29 février 2024

Perspectives suprêmes

…On devrait parler d’un “ Trump vs CIA & Co” éventuellement élu en novembre prochain, c’est-à-dire une élection en dépit de l’opposition “CIA & Co”, pour exposer une hypothèse centrale de la vie politique US en 2024, et nullement de Trump en particulier qui reste plus que jamais un « cocktail-Molotov humain » lancé contre l’establishment.

Il s’agit de ce Trump qui a entrepris une chevauchée triomphale dans les primaires, avec une dernière victoire considérable (60% contre 40%), le 27 février, sur sa “rivale” Nikki Haley dans le Michigan qui n’est pas un État où Trump peut prétendre à une grande popularité. Ce démarrage en trombe a transformé les craintes de l’‘État profond’ en une inquiétude proche de la panique.

C’est évidemment dans ce contexte qu’il faut placer un article de ‘Politico’, – une publication en ligne très influente à Washington et relayant souvent des courants officiels, –article manifestement commandité par la “communauté du renseignement”, dont la CIA et le FBI principalement, dans sa démarche anti-Trump,. Ces sources télécommandées décrivent une offensive terrifiante d’un éventuel président Trump-2.0. contre leur communauté.

« L’ancien président américain Donald Trump est “susceptible” de lancer des réformes radicales de la communauté du renseignement américain s’il est réélu en novembre, suscitant les inquiétudes des agences qui l’accusaient autrefois sans fondement de liens avec la Russie.

» Politico a interrogé 18 responsables du renseignement – dont plusieurs anciens nommés par Trump qui se sont ensuite révélés ses critiques virulents – dans un article publié lundi, avertissant qu’une éventuelle purge pourrait “saper la crédibilité du renseignement américain”.

» “Trump a l’intention de s’en prendre à la communauté du renseignement”, a déclaré un ancien haut responsable du renseignement. “Il a déjà commencé ce processus et il va le poursuivre.
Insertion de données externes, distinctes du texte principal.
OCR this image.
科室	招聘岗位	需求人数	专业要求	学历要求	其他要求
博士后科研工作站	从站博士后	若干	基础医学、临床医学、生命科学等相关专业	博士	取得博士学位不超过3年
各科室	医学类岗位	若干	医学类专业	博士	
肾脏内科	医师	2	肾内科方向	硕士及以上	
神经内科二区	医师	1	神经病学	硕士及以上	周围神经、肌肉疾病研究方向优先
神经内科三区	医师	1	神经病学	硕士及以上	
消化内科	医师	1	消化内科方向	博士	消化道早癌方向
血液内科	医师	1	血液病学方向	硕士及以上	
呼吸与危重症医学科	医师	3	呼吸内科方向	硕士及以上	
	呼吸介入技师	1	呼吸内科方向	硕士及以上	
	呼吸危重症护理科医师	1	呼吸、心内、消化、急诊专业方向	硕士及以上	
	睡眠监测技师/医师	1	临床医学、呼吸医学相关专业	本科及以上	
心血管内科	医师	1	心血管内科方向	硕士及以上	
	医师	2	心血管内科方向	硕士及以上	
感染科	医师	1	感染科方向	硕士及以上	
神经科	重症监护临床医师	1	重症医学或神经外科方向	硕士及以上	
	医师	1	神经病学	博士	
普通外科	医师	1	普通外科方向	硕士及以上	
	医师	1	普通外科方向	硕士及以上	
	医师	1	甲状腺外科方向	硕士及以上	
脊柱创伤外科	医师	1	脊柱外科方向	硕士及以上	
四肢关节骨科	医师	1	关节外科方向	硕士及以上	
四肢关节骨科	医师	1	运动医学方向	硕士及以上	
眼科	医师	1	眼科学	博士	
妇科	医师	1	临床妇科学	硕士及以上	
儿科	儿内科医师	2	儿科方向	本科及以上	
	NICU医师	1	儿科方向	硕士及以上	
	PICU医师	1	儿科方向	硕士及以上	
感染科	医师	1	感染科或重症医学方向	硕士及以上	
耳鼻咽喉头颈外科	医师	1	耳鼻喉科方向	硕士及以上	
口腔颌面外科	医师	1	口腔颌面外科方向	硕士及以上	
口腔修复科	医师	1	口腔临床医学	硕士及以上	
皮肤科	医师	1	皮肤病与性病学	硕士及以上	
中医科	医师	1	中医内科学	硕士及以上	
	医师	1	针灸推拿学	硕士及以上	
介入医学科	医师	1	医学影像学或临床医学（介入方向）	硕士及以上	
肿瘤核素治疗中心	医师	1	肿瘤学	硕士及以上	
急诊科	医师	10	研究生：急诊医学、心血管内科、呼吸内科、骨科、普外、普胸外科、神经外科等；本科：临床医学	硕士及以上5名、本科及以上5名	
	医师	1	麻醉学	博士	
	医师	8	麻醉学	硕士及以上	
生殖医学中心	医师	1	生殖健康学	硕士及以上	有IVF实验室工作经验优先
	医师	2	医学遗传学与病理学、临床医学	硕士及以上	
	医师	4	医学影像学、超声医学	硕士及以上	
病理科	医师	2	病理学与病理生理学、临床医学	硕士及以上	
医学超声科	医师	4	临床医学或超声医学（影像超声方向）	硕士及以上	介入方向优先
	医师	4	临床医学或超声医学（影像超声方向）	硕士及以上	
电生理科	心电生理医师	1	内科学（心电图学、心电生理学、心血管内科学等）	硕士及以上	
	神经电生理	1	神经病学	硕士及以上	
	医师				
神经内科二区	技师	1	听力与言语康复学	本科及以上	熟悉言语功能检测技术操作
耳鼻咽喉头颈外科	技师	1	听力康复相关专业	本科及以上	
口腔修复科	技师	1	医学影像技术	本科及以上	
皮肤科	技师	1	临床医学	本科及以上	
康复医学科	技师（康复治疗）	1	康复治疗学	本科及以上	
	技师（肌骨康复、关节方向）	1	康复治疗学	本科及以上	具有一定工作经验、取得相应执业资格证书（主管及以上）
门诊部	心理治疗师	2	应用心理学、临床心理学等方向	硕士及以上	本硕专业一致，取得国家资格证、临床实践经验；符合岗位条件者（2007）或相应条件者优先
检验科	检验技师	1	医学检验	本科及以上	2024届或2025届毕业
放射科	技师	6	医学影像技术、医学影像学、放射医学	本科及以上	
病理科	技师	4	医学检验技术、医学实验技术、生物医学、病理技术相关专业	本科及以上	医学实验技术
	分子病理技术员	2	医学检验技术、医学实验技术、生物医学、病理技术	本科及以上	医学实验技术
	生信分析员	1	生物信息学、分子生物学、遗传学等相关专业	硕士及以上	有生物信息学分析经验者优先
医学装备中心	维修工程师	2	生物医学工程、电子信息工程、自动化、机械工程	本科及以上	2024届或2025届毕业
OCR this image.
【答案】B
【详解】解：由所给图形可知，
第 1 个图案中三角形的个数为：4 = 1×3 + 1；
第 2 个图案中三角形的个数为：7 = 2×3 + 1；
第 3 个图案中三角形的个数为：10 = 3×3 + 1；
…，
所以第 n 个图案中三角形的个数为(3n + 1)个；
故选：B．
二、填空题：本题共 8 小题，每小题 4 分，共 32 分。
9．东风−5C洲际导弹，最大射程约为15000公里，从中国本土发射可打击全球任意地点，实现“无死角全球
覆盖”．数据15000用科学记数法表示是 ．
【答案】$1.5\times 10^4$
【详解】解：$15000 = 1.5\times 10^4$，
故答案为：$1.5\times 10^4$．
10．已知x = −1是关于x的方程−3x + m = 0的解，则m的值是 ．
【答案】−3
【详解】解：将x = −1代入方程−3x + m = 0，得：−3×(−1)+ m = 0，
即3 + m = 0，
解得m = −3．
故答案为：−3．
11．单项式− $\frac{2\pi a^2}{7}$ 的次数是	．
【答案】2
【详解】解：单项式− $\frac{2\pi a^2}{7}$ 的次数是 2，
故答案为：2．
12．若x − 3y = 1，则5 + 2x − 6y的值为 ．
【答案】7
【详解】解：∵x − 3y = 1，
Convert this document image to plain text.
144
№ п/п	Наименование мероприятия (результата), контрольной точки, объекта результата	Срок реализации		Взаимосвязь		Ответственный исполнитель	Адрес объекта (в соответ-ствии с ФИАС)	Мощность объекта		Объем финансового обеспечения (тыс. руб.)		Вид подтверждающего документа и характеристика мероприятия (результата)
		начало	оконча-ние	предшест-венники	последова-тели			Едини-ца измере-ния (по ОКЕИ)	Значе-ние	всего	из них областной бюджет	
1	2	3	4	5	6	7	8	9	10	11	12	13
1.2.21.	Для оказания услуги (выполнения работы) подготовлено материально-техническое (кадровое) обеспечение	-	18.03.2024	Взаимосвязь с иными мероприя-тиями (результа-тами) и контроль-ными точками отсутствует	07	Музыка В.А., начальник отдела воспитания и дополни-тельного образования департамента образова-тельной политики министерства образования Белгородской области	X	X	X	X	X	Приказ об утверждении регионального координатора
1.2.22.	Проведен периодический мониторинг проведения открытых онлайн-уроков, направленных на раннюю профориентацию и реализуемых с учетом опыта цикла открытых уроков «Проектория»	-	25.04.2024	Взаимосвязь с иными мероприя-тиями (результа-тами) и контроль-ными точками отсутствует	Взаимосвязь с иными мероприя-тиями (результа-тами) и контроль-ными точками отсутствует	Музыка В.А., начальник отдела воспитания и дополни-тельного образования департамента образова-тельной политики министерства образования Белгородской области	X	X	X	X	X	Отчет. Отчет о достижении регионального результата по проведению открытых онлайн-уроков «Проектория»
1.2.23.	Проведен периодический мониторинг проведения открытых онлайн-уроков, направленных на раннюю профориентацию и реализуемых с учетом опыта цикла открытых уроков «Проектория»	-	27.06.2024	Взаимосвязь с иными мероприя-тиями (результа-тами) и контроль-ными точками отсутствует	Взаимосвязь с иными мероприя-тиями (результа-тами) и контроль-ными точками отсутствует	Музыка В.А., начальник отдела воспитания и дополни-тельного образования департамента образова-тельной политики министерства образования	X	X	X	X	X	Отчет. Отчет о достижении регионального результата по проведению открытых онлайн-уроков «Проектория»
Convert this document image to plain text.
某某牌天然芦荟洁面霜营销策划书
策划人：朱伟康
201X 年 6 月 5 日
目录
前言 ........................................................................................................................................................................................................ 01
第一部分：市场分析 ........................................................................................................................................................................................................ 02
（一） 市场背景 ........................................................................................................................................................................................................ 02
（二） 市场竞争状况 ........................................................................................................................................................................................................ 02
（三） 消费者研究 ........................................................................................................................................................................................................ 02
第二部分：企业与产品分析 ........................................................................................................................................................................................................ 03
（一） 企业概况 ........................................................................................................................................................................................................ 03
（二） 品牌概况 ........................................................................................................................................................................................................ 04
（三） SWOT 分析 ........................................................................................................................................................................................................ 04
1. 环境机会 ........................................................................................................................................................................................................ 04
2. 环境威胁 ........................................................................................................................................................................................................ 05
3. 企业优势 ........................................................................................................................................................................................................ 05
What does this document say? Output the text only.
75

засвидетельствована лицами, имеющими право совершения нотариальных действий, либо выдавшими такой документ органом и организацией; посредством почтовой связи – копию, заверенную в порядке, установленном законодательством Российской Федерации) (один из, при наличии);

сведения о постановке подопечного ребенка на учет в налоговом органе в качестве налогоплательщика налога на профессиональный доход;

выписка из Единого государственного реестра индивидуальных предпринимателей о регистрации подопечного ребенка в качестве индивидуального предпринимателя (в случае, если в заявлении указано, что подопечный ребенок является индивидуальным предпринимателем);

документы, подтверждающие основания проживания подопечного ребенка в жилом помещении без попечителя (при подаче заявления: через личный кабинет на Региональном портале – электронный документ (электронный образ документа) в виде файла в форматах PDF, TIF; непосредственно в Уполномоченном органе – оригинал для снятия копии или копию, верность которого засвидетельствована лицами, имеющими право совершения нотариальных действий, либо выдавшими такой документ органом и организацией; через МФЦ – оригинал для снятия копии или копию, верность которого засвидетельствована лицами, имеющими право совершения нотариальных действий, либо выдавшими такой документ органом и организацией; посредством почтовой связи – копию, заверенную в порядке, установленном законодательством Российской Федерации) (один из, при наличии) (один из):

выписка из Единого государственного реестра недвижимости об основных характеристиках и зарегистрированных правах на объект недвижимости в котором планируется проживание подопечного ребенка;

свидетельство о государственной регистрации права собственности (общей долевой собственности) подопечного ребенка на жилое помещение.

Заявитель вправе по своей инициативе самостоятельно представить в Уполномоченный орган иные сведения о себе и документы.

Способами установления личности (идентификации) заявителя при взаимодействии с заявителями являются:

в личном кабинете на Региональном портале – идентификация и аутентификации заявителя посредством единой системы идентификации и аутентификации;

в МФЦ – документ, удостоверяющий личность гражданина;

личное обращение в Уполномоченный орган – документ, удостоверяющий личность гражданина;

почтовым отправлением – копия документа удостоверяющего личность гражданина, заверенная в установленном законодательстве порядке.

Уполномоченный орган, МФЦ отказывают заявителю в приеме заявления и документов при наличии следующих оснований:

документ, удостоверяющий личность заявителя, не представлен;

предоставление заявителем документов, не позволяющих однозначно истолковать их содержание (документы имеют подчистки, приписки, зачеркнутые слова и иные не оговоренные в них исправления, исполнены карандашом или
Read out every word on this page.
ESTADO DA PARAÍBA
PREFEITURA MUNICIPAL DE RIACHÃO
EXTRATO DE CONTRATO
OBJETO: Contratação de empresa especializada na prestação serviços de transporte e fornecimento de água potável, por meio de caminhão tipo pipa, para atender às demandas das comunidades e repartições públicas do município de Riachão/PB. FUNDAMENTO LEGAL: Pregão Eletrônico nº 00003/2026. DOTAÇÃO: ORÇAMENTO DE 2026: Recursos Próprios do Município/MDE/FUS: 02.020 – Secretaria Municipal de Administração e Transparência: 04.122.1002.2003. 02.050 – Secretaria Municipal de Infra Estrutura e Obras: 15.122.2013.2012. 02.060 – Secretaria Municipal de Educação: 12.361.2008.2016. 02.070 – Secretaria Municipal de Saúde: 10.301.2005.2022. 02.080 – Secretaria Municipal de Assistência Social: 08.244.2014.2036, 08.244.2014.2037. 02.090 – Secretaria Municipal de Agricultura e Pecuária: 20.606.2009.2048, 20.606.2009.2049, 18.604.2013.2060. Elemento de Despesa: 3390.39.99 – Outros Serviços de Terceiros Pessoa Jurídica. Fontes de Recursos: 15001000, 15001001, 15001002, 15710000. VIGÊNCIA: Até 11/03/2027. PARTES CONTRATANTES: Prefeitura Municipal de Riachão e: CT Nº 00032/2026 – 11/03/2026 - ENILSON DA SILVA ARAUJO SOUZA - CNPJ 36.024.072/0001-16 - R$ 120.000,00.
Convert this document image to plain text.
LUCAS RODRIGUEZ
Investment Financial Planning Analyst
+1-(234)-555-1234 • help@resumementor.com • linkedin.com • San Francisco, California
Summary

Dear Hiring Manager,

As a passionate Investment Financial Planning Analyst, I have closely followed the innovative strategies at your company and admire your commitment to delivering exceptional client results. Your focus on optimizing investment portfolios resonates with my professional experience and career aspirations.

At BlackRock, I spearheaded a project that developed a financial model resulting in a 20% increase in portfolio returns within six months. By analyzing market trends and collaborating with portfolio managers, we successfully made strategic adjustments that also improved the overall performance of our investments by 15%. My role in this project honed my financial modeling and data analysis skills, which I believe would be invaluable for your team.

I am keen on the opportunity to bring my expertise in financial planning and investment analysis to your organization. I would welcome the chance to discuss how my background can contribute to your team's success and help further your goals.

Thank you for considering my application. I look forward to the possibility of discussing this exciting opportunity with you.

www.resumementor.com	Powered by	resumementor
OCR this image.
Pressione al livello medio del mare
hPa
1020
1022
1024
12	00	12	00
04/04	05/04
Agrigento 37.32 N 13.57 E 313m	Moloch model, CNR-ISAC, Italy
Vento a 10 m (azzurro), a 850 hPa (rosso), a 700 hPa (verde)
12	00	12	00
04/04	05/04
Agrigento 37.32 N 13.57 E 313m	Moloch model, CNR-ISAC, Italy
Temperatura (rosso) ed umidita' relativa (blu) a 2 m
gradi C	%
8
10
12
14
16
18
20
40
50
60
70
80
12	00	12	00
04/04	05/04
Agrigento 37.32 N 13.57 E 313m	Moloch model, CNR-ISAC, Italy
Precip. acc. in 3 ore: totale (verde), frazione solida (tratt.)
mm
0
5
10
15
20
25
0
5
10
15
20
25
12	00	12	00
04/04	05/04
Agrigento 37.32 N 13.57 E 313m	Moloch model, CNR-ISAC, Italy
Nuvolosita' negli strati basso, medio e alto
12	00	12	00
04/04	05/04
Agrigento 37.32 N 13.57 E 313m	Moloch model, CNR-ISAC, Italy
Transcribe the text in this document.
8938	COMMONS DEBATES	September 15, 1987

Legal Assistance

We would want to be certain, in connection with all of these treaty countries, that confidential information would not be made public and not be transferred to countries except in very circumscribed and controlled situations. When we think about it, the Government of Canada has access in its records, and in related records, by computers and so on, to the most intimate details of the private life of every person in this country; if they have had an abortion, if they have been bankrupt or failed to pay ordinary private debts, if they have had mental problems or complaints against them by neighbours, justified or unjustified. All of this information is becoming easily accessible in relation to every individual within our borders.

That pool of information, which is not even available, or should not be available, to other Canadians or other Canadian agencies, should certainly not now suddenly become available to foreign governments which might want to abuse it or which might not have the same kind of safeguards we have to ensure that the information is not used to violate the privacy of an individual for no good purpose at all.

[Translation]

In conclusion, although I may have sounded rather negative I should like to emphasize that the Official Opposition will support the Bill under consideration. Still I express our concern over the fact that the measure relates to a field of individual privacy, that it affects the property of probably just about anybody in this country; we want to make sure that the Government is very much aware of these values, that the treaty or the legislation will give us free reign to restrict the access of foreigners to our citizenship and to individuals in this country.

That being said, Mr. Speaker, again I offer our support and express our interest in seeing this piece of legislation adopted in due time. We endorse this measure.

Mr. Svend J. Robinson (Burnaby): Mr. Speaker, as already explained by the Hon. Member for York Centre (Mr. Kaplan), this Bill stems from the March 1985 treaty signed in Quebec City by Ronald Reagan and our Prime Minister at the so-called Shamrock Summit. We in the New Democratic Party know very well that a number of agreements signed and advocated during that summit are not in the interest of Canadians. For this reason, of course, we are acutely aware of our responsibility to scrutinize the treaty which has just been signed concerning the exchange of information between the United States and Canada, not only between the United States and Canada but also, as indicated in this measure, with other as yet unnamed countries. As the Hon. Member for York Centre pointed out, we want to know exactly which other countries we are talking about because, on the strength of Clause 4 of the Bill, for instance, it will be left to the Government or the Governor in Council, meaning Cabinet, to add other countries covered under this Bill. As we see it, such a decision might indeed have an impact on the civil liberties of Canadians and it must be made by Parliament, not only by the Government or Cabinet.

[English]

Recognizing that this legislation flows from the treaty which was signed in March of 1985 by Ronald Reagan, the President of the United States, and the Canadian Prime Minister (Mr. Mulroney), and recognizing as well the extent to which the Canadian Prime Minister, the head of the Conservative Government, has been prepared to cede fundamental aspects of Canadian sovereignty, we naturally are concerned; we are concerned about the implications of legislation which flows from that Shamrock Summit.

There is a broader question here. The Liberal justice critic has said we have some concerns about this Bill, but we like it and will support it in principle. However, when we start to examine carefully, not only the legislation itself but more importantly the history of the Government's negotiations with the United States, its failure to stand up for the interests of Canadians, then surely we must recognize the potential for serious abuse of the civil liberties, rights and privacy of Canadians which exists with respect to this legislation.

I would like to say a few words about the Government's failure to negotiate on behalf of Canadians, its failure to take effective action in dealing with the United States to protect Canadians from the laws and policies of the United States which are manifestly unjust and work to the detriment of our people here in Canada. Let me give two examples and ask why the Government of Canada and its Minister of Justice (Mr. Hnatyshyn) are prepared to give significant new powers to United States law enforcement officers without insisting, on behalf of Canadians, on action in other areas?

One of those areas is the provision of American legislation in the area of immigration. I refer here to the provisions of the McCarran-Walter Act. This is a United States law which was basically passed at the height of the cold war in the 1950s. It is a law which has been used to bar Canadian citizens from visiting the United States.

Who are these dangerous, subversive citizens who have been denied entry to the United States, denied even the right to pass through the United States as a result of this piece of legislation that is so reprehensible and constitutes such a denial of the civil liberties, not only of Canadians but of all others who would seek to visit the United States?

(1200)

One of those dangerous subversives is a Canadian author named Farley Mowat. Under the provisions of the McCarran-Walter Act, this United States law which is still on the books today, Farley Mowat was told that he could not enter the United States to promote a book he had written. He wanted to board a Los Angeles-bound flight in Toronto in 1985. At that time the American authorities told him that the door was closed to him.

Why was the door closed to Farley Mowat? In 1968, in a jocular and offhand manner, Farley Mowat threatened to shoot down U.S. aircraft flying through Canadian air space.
Une partie de ce processus consiste à expulser les gens et à les punir”.

» Le nouveau président remplacerait “les personnes perçues comme hostiles à son programme politique par des loyalistes inexpérimentés”, a résumé Politico pour décrire les affirmations des critiques de Trump.

» Les deux personnes spécifiquement citées étaient l’ancien directeur par intérim du National Intelligence (DNI) Richard Grenell et son assistant Kash Patel, qui ont joué un rôle clé dans la déclassification des documents sur les origines du Russiagate.

» Parmi les autres personnes nommées par Trump devenues critiques interviewées dans l’article figurent l’ancien conseiller à la sécurité nationale John Bolton et Fiona Hill, l’une des principales conseillères pour la Russie au Conseil de sécurité nationale – et témoin contre Trump lors de son procès en destitution à propos de l’Ukraine. »

Politico’ a voulu tout de même glisser un bémol (de taille), – mais un bémol parmi tant d’autres, – dans cette crucifixion du président Donald Trump 2016-2020. Pour cette démarche, il rappelle notamment et essentiellement le montage grotesque et rocambolesque, qui plus est réalisé d’une façon d’amateurs arrogants, que fut et reste (on parle de la relancer !) l’affaire abracadabrantesque du ‘Russiagate’.

Il rafraîchit la mémoire de ceux qui ont des difficultés à remonter en-deça de la scintillante présidence de Joe Biden, pour comprendre un tant soit peu le défilé fou des événements aux USA, dans la phase crisique actuelle... Que les lecteurs en fassent leurs choux maigres pour nuancer a minima le jugement de condamnation sans appel que l’esprit du temps, dans ses sphères dirigeantes américanistes-occidentalistes, fait de Donald Trump avec l’arme argumentaire principale de l’anathème hystérique.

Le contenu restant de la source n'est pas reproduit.